The bulk modulus of s-N_{2} is 2.16 GPa at 20 K, and 1.47 GPa at 44 K. At temperatures below 30 K solid nitrogen will undergo brittle failure, particularly if strain is applied quickly. Above this temperature the failure mode is ductile failure. Dropping 10 K makes the solid nitrogen 10 times as stiff.

==Related substances==
Under pressure nitrogen can form crystalline van der Waals compounds with other molecules. It can form an orthorhombic phase with methane above 5 GPa. With helium, He(N_{2})_{11} is formed. N_{2} crystallizes with water in nitrogen clathrate and in a mixture with oxygen O_{2} and water in air clathrate.

===Helium===
Solid nitrogen can dissolve 2 mole % helium under pressure in its disordered phases, such as the γ-phase. Under higher pressure, 9 mol% helium can react with ε-nitrogen to form a hexagonal birefringent crystalline van der Waals compound. The unit cell contains 22 nitrogen atoms and 2 helium atoms. It has a volume of 580 Å^{3} for a pressure of 11 GPa decreasing to 515 Å^{3} at 14 GPa. It resembles the ε-phase. At 14.5 GPa and 295 K the unit cell has space group P6_{3}/m and a=7.936 Å c=9.360 Å. At 28 GPa a transition happens in which the orientation of N_{2} molecules becomes more ordered. When the pressure on He(N_{2})_{11} exceeds 135 GPa the substance changes from clear to black, and takes on an amorphous form similar to η-N_{2}.

===Methane===
Solid nitrogen can crystallise with some solid methane (CH_{4}) included. At 55 K the molar percentage can range up to 16.35% CH_{4}, and at 40 K only 5%. In the complementary situation, solid methane can include some nitrogen in its crystals, up to 17.31% nitrogen. As the temperature drops, less methane can dissolve in solid nitrogen, and in α-N_{2} there is a major drop in methane solubility. These mixtures are prevalent in outer Solar System objects such as Pluto that have both nitrogen and methane on their surfaces. At room temperature there is a clathrate of methane and nitrogen in 1:1 ratio formed at pressures over 5.6 GPa.

===Carbon monoxide===
The carbon monoxide molecule (CO) is very similar to dinitrogen in size, and it can mix in all proportions with solid nitrogen without changing crystal structure. Carbon monoxide is also found on the surfaces of Pluto and Triton at levels below 1%. Variations in the infrared linewidth of carbon monoxide absorption can reveal the concentration.

===Noble gases===
Neon or xenon atoms can also be included in solid nitrogen in the β and δ phases. Inclusion of neon pushes the β−δ phase boundary to higher pressures. Argon is also very miscible in solid nitrogen. For compositions of argon and nitrogen with 60% to 70% nitrogen, the hexagonal form remains stable to 0 K. A van der Waals compound of xenon and nitrogen exists above 5.3 GPa. A van der Waals compound of neon and nitrogen was shown using Raman spectroscopy. The compound has formula (N_{2})_{6}Ne_{7}. It has a hexagonal structure, with a=14.400 c=8.0940 at a pressure of 8 GPa. A van der Waals compound with argon is not known.

===Hydrogen===
With dideuterium, a clathrate (N_{2})_{12}D_{2} exists around 70 GPa.

===Oxygen===
Solid nitrogen can take up to a one fifth substitution by oxygen O_{2} and still keep the same crystal structure. δ-N_{2} can be substituted by up to 95% O_{2} and retain the same structure. Solid O_{2} can only have a solid solution of 5% or less of N_{2}.

==Use==
Solid nitrogen is used in a slush mixture with liquid nitrogen in order to cool faster than with liquid nitrogen alone, useful for applications such as sperm cryopreservation. The semi-solid mixture can also be called slush nitrogen or SN2.

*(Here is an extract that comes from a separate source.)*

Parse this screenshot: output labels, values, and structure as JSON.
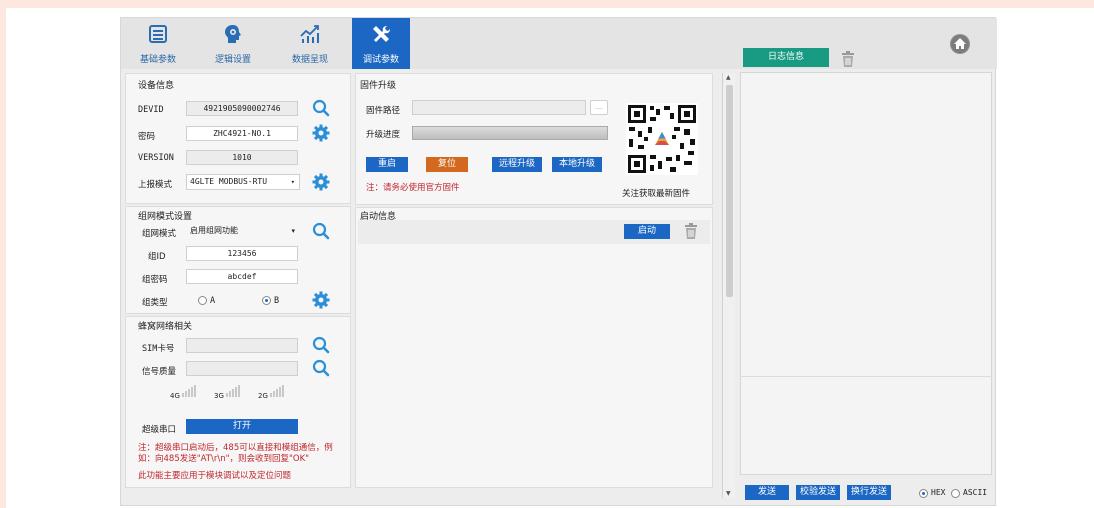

Solid nitrogen is used as a matrix on which to store and study reactive chemical species, such as free radicals or isolated atoms. One use is to study dinitrogen complexes of metals in isolation from other molecules.

==Reactions==
When solid nitrogen is irradiated by high speed protons or electrons, several reactive radicals are formed, including atomic nitrogen (N), nitrogen cations (N^{+}), dinitrogen cation (N_{2}^{+}), trinitrogen radicals (N_{3} and N_{3}^{+}), and azide (N_{3}^{−}).